No one is really surprised that former GOP chairman Ken Mehlman has finally admitted to the world that he's gay.

Bill Maher discussed it in 2006, and Mehlman was Miss June in Watertiger/Attaturk's 2007 "GOP Character Counts" calendar.

A number of gay activists are less than enthused by Mehlman's "journey" which led him to admit his homosexuality. I recommend readers to Pam's House Blend and Gabriel Arana at The American Prospect. Blog Active's post is linked by many this morning:

So, how can Ken Mehlman redeem himself? I want to hear from Ken that he is sorry for being the architect of the 2004 Bush reelection campaign. I want to hear from Ken that he is sorry for his role in developing strategy that resulted in George W. Bush threatening to veto ENDA or any bill containing hate crimes laws. I want to hear from Ken that he is sorry for the pressing of two Federal Marriage Amendments as political tools. I want to hear from Ken that he is sorry for developing the 72-hour strategy, using homophobic churches to become political arms of the GOP before Election Day.

And those state marriage amendments.

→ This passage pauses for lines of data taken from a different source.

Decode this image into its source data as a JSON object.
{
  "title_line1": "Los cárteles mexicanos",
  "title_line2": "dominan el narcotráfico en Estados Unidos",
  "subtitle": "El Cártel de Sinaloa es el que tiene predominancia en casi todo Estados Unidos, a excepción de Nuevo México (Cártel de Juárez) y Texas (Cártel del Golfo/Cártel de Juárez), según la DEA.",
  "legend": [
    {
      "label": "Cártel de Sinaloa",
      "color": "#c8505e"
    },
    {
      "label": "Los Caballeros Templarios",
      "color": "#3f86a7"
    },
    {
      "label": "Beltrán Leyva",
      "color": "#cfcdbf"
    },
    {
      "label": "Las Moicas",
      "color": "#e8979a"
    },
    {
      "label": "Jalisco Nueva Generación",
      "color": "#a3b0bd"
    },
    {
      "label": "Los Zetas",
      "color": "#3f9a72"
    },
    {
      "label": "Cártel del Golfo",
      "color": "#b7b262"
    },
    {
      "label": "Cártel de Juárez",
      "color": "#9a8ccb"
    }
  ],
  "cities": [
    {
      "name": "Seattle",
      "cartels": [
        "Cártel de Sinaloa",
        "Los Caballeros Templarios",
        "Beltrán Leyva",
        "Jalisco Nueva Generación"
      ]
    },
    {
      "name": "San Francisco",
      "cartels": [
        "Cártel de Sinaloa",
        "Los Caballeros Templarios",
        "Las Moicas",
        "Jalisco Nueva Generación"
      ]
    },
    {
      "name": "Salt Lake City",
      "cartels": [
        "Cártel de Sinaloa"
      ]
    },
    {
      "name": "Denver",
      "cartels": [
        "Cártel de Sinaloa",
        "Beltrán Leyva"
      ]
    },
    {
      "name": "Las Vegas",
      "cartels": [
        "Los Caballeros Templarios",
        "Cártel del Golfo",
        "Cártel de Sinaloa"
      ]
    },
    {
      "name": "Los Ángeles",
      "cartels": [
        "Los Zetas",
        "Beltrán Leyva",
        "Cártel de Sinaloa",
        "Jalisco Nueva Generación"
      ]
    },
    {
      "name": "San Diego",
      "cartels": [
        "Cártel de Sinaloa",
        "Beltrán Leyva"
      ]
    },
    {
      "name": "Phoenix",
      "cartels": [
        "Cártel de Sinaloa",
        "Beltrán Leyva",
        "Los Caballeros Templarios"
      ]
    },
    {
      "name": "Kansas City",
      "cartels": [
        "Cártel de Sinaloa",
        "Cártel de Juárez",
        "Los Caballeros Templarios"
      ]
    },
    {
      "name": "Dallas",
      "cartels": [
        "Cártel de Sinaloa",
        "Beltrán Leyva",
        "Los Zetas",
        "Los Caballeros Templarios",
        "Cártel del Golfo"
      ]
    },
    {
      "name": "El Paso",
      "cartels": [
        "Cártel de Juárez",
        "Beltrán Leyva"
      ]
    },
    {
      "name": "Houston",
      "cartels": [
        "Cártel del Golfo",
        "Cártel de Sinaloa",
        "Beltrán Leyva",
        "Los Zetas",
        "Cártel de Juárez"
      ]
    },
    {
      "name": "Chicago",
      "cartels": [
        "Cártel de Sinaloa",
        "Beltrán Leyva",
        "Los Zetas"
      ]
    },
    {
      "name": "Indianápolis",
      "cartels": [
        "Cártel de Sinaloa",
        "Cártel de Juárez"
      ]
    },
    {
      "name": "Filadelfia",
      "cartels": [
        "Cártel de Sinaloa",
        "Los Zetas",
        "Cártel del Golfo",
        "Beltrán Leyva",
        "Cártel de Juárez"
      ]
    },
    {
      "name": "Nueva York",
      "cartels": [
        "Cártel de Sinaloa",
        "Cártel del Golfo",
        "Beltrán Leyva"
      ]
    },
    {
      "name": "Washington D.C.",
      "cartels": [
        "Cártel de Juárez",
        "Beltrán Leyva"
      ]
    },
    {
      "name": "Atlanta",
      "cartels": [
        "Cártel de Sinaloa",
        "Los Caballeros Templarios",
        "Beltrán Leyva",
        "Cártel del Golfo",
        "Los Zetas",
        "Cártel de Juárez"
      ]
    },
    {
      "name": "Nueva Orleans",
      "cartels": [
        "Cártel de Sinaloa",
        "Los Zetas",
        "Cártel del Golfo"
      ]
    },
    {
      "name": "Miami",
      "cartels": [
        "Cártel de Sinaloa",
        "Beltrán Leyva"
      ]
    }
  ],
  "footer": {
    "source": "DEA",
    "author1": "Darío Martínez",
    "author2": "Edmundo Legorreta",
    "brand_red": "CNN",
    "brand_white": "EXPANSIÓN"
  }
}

I want to hear him apologize for every one of those, too.

For anti-gay Republicans, this represents a huge ruh-roh.

Brian Brown, president of the National Organization for Marriage, told The Advocate that Mehlman was “abdicating core Republican beliefs” in his support for AFER’s legal effort in challenging Prop. 8. “But it’s never been about the leaders. It’s always been about the people, based on an overwhelming majority of Republican voters -- 85, 86 percent -- who support marriage as a union between a man and a woman,” he said. “That a few folks within the Republican Party are questioning a party platform and have personal positions on same-sex marriage is a reality of political parties. [Mehlman] is no longer a major party leader, so I don’t know how influential he is, to be honest with you.”

If the former chairman can come out as gay, what next? Mehlman's obviously going to get a book deal and that tome will be on every nightstand of the reportedly huge number of GOP congressional staff who are closeted. If Mehlman becomes a "leader" once again, perhaps the GOP is better off burying its homophobia before the deluge of self-outed "Republicans on a personal journey."